I use a motor-bike as a preferred mode of transport, because it’s easier to park, it gets through traffic like a knife through the proverbial and because, truth be told, it’s excellent fun. Except when some officious twerp decides that traditional biker attitudes towards parking (“if it ain’t obstructing, leave it there”) and slaps a ticket on it, or when some fool cocooned in a metal cage on four wheels decides it’s time to try to end my miserable existence, that is.

I’m premising my remarks with the foregoing because I don’t want anyone to think I’m grinding a personal axe when I point out that it’s time for Minister the Honourable Joseph “There’s Oil in Them Thar Seas” Mizzi to be packed off ignominiously. The only traffic tribulations that really affect me personally are parking issues where I live, and the Councils in the area are Nationalist-led (if “led” is the appropriate word)

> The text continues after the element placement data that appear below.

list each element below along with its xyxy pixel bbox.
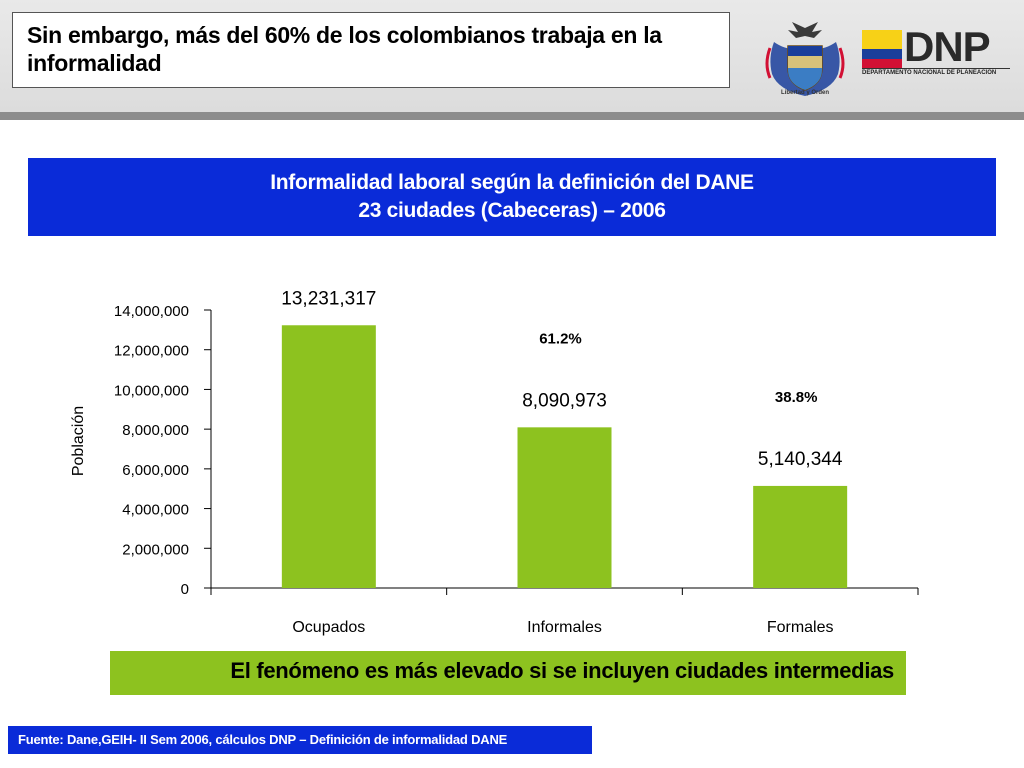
y-tick-label: 4,000,000 [122,502,189,519]
percentage-annotation: 38.8% [775,389,818,406]
bar-informales [517,427,612,588]
y-tick-label: 8,000,000 [122,422,189,439]
y-tick-label: 14,000,000 [114,303,189,320]
percentage-annotation: 61.2% [539,330,582,347]
x-tick-label: Informales [527,619,602,636]
bar-formales [753,485,848,588]
source-box: Fuente: Dane,GEIH- II Sem 2006, cálculos… [8,726,592,754]
bar-ocupados [281,325,376,588]
x-tick-label: Ocupados [292,619,365,636]
colombia-flag-icon [862,30,902,68]
y-tick-label: 6,000,000 [122,462,189,479]
chart-title-box: Informalidad laboral según la definición… [28,158,996,236]
chart-title-line2: 23 ciudades (Cabeceras) – 2006 [358,199,666,222]
y-tick-label: 10,000,000 [114,382,189,399]
bar-chart: 0 2,000,000 4,000,000 6,000,000 8,000,000 10,… [70,288,919,636]
x-tick-label: Formales [767,619,834,636]
y-tick-label: 0 [181,581,189,598]
chart-title-line1: Informalidad laboral según la definición… [270,171,754,194]
y-tick-label: 2,000,000 [122,541,189,558]
header-rule [0,112,1024,120]
bar-value-label: 13,231,317 [281,288,376,309]
slide-title-box: Sin embargo, más del 60% de los colombia… [12,12,730,88]
source-text: Fuente: Dane,GEIH- II Sem 2006, cálculos… [18,732,508,747]
coat-of-arms-icon [765,22,845,96]
bar-value-label: 8,090,973 [522,390,607,411]
dnp-logo-text: DNP [904,23,991,70]
note-box: El fenómeno es más elevado si se incluye… [110,651,906,695]
slide-title: Sin embargo, más del 60% de los colombia… [27,22,662,76]
dnp-logo-subtitle: DEPARTAMENTO NACIONAL DE PLANEACIÓN [862,68,1010,76]
bar-value-label: 5,140,344 [758,449,843,470]
y-tick-label: 12,000,000 [114,343,189,360]
note-text: El fenómeno es más elevado si se incluye… [230,658,894,683]
y-axis-title: Población [70,406,87,476]
seal-caption: Libertad y Orden [780,90,829,96]
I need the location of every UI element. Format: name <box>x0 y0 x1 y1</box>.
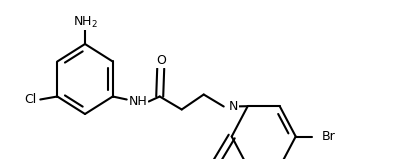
Text: NH: NH <box>128 95 147 108</box>
Text: N: N <box>228 100 237 113</box>
Text: Cl: Cl <box>24 93 36 106</box>
Text: Br: Br <box>321 130 335 143</box>
Text: O: O <box>156 54 165 67</box>
Text: NH$_2$: NH$_2$ <box>72 14 97 30</box>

So it’s against them that I rant when I spend longer driving around to find parking than it took me to drive from Malta to Krakow and back (I exaggerate for effect) And it’s the respective Mayors’ ancestors who are invoked when I get a ticket.

But forget them and consider the waste-of-skin Mizzi.

If there’s anyone who embodies the general uselessness of Premier Muscat’s Government, it’s this over-promoted individual. He started out by handling the re-invention of the bus service with an ineptitude, and largesse with our money, that almost beggars belief.

He followed it up with that breathtaking statement, made on his behalf, effectively, by some functionary of Transport Malta, soon to be re-named Disaster Malta, that traffic problems in Malta are only a matter of perception. This was followed by a series of major irritations, such as the on-going, and murderous, works on the Coast Road, now approaching their end (we keep being told)

The abyss was reached over the last few days, however, with the direction being shown by the manner in which Mizzi’s people, with an arrogance they must have inherited from someone (guess who?) told drivers that in the light of the upcoming opening of schools, they should plan their journeys better.

“Yes, right, I’ll take the M10 and swing by the M6 to join the M25” I thought, before coming back to Earth and remembering that there are only two, basically minor, roads on which to get to Valletta and both are at saturation point.

The predictable mayhem of the end-September/beginning-October period was followed, as we all know, by absolute carnage when it rained. Fine, we suffer from the “leaves on the track” syndrome that afflicts other countries, so there’s a small level of justification for traffic to be snarled up, but this was not a snarl up, I’m told (I was in Gozo, so I missed the fun) this was a total SNAFU.

The cherry was put on the cake of misery by the government’s plaintive whine that “Malta’s traffic problems should not be politicised”.

Excuse me, you arrogant and incompetent twerps, but who spent something in the region of five years in the run-up to the last election making political capital out of traffic and transport problems?

Who said they had a road-map to solve things, costed and ready to go, according to the other Mizzi, Sai Lang’s husband? Where is he, incidentally, lost in China or something?

Who used their mercenaries to accost Minister Austin Gatt and screech at him for being an adherent to the principles of Onan, pray tell?

Malta, in case anyone has forgotten, has been mismanaged and ruled over, not to say plundered, by Premier Muscat’s band of incompetent fortune-hunters for more than two years now. It is their fault, and no-one else’s, that they’ve taken the less good that was in place when they took over and made it abysmal.

All that we need now is that they do the same with the good stuff they inherited, like the economy, foreign policy and the service industries. The indications are that the road-map is showing the direction, and if Peanuts Scicluna is anything to go by, it’s not a nice one.